Ülkemizde de her dönemde şu veya bu ölçüde batı aydınlarını etkisi altına alan eğilimlerin uzantıları ortaya çıktı. Özellikle 12 Eylül yenilgisi ve ‘91’de revizyonizmin çöküşüyle birlikte, revizyonist ve küçük burjuva akımların temsilcileri batının en pespaye düşünce akımlarına sığınarak; yenilginin nedenlerini bizzat kendi çizgilerinde ve eylemlerinde aramak yerine ve bu konudaki sorumluluklarından kurtulmak üzere; batıda yüz yıldır çiğnenmekten çürümüş “bireycilik”, “liberalizm” ve “tarafsızlık” gibi sakızların ikinci elden iştahlı müşterisi oldular.
Buna karşılık; dünyanın az sayıda ülkesinde örneğine rastlanabilecek bir tutumla Asım Bezirci başta olmak üzere, birçok değerli aydınımız; saldırıların en yoğun olduğu bir dönemde, sosyalizm ve işçi sınıfı davası konusunda hiçbir kuşkuya kapılmadıkları gibi, daha da kararlılıkla savundular, birikim ve yetenekleriyle işçi ve emekçi hareketine katkıda bulundular, ona güç ve cesaret verdiler.
İşçi sınıfımız ve onun ileri temsilcileri; sınıfa ve halka tepeden bakan ve onun günlük yaşamına ve mücadelesine yabancılaşmış, “siyasetten ve sözde devrimcilikten özgürleşmiş piyasa aydınlarıyla”; insanlığın ve halkının geleceğine karşı içten bir sorumluluk duygusuyla ve hiçbir karşılık beklemeksizin zihinsel yeteneklerini, halkın hizmetine sunan bu gerçek aydınları ayırt etmesini ve bunlara hak ettikleri yeri ve değeri vermesini bilmektedir.
Ülkemizin içinde bulunduğu koşullar; bağımsızlık, demokrasi ve sosyalizm yolunda elde edilecek her ciddi başarıya, sadece bölgesel düzeyde değil, uluslararası ölçekte de önem kazandırmaktadır.

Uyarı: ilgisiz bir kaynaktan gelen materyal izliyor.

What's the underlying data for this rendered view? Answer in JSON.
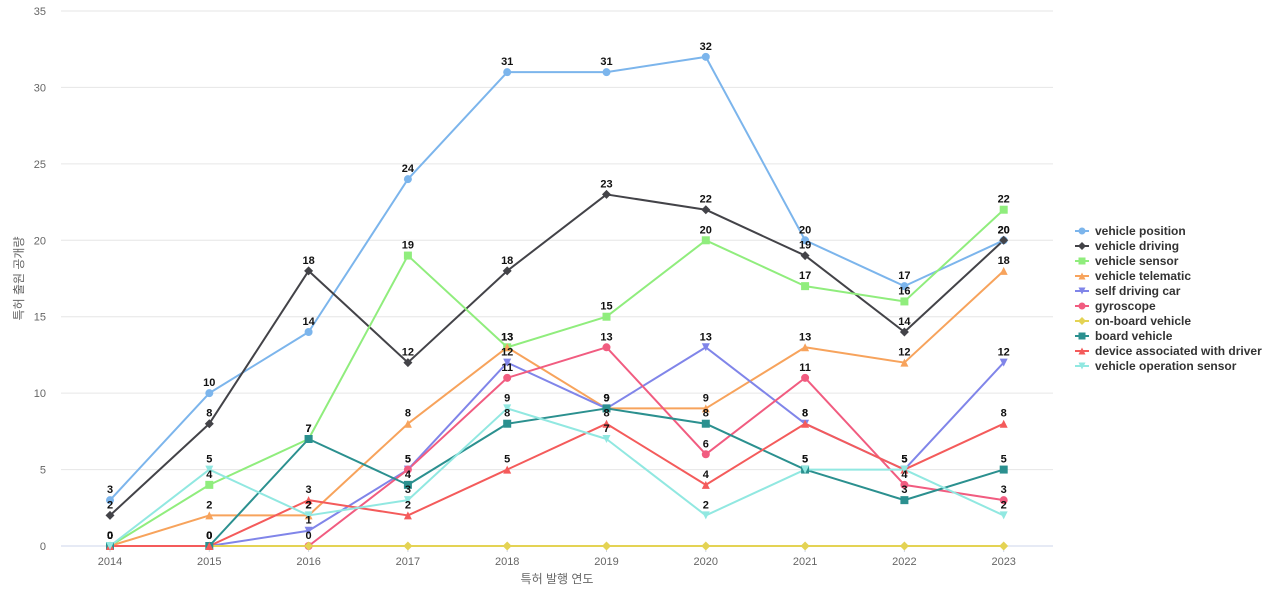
{
  "chart_data": {
    "type": "line",
    "title": "",
    "xlabel": "특허 발행 연도",
    "ylabel": "특허 출원 공개량",
    "x": [
      "2014",
      "2015",
      "2016",
      "2017",
      "2018",
      "2019",
      "2020",
      "2021",
      "2022",
      "2023"
    ],
    "ylim": [
      0,
      35
    ],
    "yticks": [
      0,
      5,
      10,
      15,
      20,
      25,
      30,
      35
    ],
    "grid": true,
    "legend_position": "right",
    "series": [
      {
        "name": "vehicle position",
        "color": "#7cb5ec",
        "marker": "circle",
        "values": [
          3,
          10,
          14,
          24,
          31,
          31,
          32,
          20,
          17,
          20
        ],
        "labels": true
      },
      {
        "name": "vehicle driving",
        "color": "#434348",
        "marker": "diamond",
        "values": [
          2,
          8,
          18,
          12,
          18,
          23,
          22,
          19,
          14,
          20
        ],
        "labels": true
      },
      {
        "name": "vehicle sensor",
        "color": "#90ed7d",
        "marker": "square",
        "values": [
          0,
          4,
          7,
          19,
          13,
          15,
          20,
          17,
          16,
          22
        ],
        "labels": true
      },
      {
        "name": "vehicle telematic",
        "color": "#f7a35c",
        "marker": "triangle",
        "values": [
          0,
          2,
          2,
          8,
          13,
          9,
          9,
          13,
          12,
          18
        ],
        "labels": true
      },
      {
        "name": "self driving car",
        "color": "#8085e9",
        "marker": "triangle-down",
        "values": [
          0,
          0,
          1,
          5,
          12,
          9,
          13,
          8,
          5,
          12
        ],
        "labels": true
      },
      {
        "name": "gyroscope",
        "color": "#f15c80",
        "marker": "circle",
        "values": [
          0,
          0,
          0,
          5,
          11,
          13,
          6,
          11,
          4,
          3
        ],
        "labels": true
      },
      {
        "name": "on-board vehicle",
        "color": "#e4d354",
        "marker": "diamond",
        "values": [
          0,
          0,
          0,
          0,
          0,
          0,
          0,
          0,
          0,
          0
        ],
        "labels": false
      },
      {
        "name": "board vehicle",
        "color": "#2b908f",
        "marker": "square",
        "values": [
          0,
          0,
          7,
          4,
          8,
          9,
          8,
          5,
          3,
          5
        ],
        "labels": true
      },
      {
        "name": "device associated with driver",
        "color": "#f45b5b",
        "marker": "triangle",
        "values": [
          0,
          0,
          3,
          2,
          5,
          8,
          4,
          8,
          5,
          8
        ],
        "labels": true
      },
      {
        "name": "vehicle operation sensor",
        "color": "#91e8e1",
        "marker": "triangle-down",
        "values": [
          0,
          5,
          2,
          3,
          9,
          7,
          2,
          5,
          5,
          2
        ],
        "labels": true
      }
    ]
  }
}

Bu zorlu mücadelenin çetin görev ve sorumluluklarını omuzlayan işçi sınıfımız gibi; geleceğini onunla birleştiren aydınlarımız da, elde edilecek basanların onurunu taşıyacak ve uluslararası ölçekte hak ettikleri yeri alacaklardır.
Bu nedenle de, uluslararası işçi hareketinin kazanım ve deneyleri gibi, bu tarihin esinlendirdiği, Andre Bonnard gibi yürekli ‘düşünce insanları’ da, işçi sınıfının onurla sahipleneceği değerli bir mirastır.

Aydınlar ve Ekim Devrimi
ANDRE BONNARD

“Halkla arasına sınırlar çekmeyen, halktan uzak durmayan, tersine halka hizmet etmeye, bilimin bütün kazanımlarını halka aktarmaya hazır olan, halka zorla değil içtenlikle ve sevinçle hizmet eden bilimin ilerlemesi dileğimi ifade etmek isterim.” (J. Stalin, Aydınlara Söylev, 17 Mayıs 1938)
Bayanlar, Baylar;
Size, aydınlar ve Ekim Devrimi üzerine düşüncelerimi -aslında iki düşünceyi oldukça basit ve özgün açıdan- sunmak istiyorum. Birincisi, Ekim Devrimi’nde aydınların etkisi üzerine, ikincisi ise, Ekim Devrimi’nin mevcut eyleminin aydınların çalışması ve eğilimlerindeki etkisi üzerinedir.
Bir aydın olarak zihinsel faaliyet ve devrim arasındaki ilişkide, aydının rolüne fazla değer biçme tehlikesiyle karşı karşıya olduğumu biliyorum. Umarım böyle bir hataya düşmem.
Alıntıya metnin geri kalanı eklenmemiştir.